An Efficient and Cost Effective Performance of Autonomous Attendance System Using Convolution Neural Networks
Research and Developments in Engineering Research Vol. 4,
30 May 2023,
This research work is aimed to developing a less disruption, cost effective and robust implementation of autonomous attendance management system. To keep track of students' daily presence, marking attendance is a common practice for all educational institutions at all levels. There was once a time when attendance was tracked manually. Although they are time-consuming and labor-intensive for a large number of pupils, these approaches are exact and exclude the possibility of fraudulent enrollment. To address the drawbacks of manual systems, autonomous systems based on radio frequency recognition scanning, fingerprint scanning, face recognition, and iris scanning are being developed. Each technique has benefits and drawbacks. However, the majority of these systems are limited by the requirement for individual human engagement during the recording of attendance.
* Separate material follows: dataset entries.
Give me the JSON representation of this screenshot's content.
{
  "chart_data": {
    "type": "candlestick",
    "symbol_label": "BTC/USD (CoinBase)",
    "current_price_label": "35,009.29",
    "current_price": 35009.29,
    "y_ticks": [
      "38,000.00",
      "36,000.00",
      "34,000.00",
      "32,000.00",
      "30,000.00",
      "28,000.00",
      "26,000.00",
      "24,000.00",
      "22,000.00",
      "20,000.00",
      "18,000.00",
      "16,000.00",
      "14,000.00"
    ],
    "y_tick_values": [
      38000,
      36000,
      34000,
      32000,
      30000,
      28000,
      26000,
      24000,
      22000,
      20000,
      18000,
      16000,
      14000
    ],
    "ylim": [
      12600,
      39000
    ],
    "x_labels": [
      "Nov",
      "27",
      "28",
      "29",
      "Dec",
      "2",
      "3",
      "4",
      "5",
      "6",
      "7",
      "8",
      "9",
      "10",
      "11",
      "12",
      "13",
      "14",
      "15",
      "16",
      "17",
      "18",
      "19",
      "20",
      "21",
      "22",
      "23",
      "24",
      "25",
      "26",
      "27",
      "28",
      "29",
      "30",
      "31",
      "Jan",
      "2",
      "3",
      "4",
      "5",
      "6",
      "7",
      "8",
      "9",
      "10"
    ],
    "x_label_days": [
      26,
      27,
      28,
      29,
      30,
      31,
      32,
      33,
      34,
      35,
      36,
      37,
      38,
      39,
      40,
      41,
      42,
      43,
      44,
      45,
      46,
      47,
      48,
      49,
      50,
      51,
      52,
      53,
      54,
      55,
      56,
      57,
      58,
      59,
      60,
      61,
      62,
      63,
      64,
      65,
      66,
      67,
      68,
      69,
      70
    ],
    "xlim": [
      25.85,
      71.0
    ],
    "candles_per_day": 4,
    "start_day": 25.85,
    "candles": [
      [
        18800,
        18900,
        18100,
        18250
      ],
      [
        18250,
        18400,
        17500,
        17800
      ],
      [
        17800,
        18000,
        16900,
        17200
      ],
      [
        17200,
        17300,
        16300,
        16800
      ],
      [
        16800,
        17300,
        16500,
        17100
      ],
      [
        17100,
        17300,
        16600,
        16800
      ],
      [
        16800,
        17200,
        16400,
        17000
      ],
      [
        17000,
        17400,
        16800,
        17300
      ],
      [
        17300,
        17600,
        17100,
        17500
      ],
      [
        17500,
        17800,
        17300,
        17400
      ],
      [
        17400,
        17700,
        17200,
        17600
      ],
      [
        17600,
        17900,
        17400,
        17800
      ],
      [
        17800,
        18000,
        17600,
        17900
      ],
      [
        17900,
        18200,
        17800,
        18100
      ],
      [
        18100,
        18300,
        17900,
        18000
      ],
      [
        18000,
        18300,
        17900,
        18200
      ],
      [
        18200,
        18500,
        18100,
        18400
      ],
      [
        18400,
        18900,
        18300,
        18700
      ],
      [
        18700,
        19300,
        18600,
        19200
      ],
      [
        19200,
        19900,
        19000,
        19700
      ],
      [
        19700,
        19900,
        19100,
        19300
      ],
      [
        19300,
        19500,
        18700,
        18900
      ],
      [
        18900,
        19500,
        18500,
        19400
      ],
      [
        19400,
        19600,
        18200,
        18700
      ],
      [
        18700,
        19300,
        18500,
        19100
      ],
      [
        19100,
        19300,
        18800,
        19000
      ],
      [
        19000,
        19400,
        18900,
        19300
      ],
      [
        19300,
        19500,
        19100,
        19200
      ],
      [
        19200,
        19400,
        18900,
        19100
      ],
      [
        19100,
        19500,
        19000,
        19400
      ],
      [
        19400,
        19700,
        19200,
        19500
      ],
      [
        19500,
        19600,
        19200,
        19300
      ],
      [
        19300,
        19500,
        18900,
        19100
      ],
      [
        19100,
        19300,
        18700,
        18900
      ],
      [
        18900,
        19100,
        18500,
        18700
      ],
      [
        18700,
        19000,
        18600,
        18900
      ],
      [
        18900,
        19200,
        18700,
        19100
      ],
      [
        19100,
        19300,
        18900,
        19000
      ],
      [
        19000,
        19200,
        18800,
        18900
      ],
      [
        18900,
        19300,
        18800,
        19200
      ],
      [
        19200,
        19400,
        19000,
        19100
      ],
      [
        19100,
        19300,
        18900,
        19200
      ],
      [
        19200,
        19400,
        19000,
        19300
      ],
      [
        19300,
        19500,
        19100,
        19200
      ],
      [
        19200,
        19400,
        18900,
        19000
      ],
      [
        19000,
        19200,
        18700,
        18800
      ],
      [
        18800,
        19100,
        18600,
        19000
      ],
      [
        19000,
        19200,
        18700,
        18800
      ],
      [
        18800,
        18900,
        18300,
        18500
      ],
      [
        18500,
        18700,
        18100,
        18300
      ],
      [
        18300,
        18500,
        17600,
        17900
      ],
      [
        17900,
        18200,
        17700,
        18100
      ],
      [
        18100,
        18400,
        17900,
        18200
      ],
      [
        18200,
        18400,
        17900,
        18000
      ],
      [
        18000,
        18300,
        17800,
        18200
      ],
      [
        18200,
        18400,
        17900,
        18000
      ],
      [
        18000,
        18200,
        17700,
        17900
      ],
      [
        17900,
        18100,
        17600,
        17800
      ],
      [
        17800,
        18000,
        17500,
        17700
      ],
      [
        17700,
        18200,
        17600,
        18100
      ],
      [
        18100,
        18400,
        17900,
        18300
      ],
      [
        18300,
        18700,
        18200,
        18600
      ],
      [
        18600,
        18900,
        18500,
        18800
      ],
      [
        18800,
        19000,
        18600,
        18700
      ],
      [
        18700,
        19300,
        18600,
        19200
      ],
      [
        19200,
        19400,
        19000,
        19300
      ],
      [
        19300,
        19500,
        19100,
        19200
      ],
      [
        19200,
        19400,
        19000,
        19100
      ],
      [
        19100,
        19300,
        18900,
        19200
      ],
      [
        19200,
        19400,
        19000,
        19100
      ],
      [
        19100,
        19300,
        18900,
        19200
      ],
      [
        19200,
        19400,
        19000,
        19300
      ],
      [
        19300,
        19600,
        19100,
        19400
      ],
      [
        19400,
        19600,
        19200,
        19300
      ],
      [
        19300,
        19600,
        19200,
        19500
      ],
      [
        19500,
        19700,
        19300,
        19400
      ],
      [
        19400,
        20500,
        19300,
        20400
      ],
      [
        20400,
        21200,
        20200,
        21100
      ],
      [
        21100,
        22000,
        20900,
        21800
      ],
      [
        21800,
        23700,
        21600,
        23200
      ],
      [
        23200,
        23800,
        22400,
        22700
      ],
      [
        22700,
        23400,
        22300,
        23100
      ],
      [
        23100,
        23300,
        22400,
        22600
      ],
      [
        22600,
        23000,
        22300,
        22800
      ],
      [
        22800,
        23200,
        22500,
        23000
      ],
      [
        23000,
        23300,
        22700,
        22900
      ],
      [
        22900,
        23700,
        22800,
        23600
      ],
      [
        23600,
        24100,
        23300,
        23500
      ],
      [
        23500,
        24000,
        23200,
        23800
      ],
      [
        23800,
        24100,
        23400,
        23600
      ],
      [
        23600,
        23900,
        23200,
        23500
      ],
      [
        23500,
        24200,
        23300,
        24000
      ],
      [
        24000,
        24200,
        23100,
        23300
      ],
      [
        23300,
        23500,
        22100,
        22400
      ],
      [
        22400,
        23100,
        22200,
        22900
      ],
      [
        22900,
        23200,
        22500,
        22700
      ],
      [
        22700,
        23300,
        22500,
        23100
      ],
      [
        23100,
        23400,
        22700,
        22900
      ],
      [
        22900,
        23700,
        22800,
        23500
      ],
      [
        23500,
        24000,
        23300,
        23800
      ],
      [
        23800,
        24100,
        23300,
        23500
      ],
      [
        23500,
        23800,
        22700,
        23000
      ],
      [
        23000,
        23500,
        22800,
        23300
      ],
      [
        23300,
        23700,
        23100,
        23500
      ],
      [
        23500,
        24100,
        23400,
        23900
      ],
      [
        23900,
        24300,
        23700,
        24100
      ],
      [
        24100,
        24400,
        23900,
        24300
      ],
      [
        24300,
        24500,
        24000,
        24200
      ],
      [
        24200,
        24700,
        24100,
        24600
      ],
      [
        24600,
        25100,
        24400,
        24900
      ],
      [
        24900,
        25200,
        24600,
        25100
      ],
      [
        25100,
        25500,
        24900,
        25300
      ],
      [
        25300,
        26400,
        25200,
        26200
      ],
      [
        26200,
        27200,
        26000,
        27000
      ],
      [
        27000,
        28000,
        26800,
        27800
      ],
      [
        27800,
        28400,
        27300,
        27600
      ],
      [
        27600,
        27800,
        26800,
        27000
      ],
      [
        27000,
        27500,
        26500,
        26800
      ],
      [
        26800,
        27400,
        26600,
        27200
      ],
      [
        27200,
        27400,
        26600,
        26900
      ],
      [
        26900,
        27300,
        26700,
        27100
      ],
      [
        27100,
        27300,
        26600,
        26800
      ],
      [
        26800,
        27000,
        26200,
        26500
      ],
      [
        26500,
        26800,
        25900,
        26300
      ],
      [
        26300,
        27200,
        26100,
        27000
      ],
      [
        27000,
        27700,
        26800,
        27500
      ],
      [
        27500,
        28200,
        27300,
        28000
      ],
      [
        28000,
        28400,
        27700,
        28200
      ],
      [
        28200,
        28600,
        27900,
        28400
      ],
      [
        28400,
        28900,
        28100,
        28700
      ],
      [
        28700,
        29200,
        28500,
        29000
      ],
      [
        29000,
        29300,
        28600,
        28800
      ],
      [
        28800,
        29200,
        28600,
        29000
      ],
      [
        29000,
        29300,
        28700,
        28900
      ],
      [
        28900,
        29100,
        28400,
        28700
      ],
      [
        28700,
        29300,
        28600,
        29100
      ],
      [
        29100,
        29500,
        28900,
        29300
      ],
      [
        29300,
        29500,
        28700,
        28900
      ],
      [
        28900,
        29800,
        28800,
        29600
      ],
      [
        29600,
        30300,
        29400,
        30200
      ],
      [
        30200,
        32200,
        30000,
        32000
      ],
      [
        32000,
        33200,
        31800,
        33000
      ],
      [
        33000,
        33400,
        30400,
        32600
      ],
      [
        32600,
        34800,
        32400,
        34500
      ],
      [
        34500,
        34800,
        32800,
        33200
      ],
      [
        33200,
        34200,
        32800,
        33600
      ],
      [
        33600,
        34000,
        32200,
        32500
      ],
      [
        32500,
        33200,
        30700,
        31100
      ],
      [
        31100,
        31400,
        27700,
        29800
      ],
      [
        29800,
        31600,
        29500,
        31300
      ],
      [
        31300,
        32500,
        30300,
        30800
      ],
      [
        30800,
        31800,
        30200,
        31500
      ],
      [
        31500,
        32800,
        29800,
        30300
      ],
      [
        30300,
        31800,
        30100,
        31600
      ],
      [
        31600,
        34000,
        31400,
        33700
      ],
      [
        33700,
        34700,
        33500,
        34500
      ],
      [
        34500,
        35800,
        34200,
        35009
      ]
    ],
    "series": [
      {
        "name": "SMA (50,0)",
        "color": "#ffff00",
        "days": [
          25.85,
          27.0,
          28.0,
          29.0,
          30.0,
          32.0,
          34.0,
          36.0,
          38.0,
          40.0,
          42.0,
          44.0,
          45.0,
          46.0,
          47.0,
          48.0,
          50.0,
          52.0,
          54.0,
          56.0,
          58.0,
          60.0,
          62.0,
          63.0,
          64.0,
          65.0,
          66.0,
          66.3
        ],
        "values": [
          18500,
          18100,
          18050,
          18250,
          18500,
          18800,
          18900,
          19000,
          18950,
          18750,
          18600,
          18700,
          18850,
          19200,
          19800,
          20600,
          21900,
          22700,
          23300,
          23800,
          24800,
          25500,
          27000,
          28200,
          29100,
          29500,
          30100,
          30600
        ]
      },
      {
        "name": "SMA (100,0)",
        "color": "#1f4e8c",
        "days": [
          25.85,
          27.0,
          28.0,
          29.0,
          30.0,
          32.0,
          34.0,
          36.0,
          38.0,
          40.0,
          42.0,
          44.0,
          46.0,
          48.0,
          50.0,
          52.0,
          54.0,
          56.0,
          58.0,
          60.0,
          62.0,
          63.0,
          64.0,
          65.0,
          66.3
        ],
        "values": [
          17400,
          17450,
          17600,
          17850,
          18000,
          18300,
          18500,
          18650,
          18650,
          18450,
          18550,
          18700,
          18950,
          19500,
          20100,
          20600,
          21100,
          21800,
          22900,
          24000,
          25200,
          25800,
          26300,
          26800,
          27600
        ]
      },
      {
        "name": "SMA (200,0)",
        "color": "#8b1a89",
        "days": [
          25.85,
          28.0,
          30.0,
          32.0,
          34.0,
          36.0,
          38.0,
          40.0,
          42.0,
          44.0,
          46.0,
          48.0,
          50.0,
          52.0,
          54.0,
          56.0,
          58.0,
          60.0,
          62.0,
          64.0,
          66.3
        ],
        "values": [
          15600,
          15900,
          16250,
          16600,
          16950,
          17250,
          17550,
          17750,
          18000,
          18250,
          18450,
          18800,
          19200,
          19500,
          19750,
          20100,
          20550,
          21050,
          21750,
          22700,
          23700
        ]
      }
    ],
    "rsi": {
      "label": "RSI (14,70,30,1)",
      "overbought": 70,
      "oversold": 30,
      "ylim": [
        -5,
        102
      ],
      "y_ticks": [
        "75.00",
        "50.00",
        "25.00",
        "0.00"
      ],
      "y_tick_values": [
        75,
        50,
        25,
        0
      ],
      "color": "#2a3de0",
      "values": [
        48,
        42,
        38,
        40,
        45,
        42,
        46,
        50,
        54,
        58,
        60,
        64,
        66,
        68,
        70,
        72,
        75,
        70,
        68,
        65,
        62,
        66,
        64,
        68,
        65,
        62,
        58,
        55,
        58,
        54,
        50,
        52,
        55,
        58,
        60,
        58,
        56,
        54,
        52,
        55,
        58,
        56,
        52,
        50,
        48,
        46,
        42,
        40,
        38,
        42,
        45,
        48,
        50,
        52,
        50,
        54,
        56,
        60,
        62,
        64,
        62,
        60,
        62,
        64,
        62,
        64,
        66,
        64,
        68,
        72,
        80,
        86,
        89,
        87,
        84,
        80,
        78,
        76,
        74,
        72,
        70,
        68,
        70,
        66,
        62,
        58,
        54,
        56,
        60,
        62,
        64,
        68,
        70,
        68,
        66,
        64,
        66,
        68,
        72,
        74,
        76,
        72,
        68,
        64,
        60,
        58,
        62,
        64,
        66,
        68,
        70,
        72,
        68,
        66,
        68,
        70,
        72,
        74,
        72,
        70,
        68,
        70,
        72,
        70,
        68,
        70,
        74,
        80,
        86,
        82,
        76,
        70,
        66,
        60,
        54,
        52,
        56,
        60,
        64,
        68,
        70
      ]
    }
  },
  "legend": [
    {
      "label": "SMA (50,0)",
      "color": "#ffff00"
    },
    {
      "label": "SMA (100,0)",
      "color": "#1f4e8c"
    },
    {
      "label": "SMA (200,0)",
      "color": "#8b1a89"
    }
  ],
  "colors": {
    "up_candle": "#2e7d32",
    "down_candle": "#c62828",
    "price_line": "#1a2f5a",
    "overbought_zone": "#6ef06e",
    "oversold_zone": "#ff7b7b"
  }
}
To close the gaps in the current human and autonomous attendance management systems, we developed a robust and efficient attendance recording system using a single group shot to detect face identification and recognition algorithms. A high-definition camera mounted in a stable location records a series of images for each student seated in a classroom. The faces are then extracted from the group shot using a standard procedure, and they are identified using a convolutional neural network that is well-known to students from a face database. We evaluated our technique using several datasets and group pictures. Our research shows that the suggested framework performs better in terms of effectiveness, usability, and implementation than the current attendance tracking methods. The suggested solution is a self-contained attendance system that necessitates little contact between humans and machines, making integration into a smart classroom simple.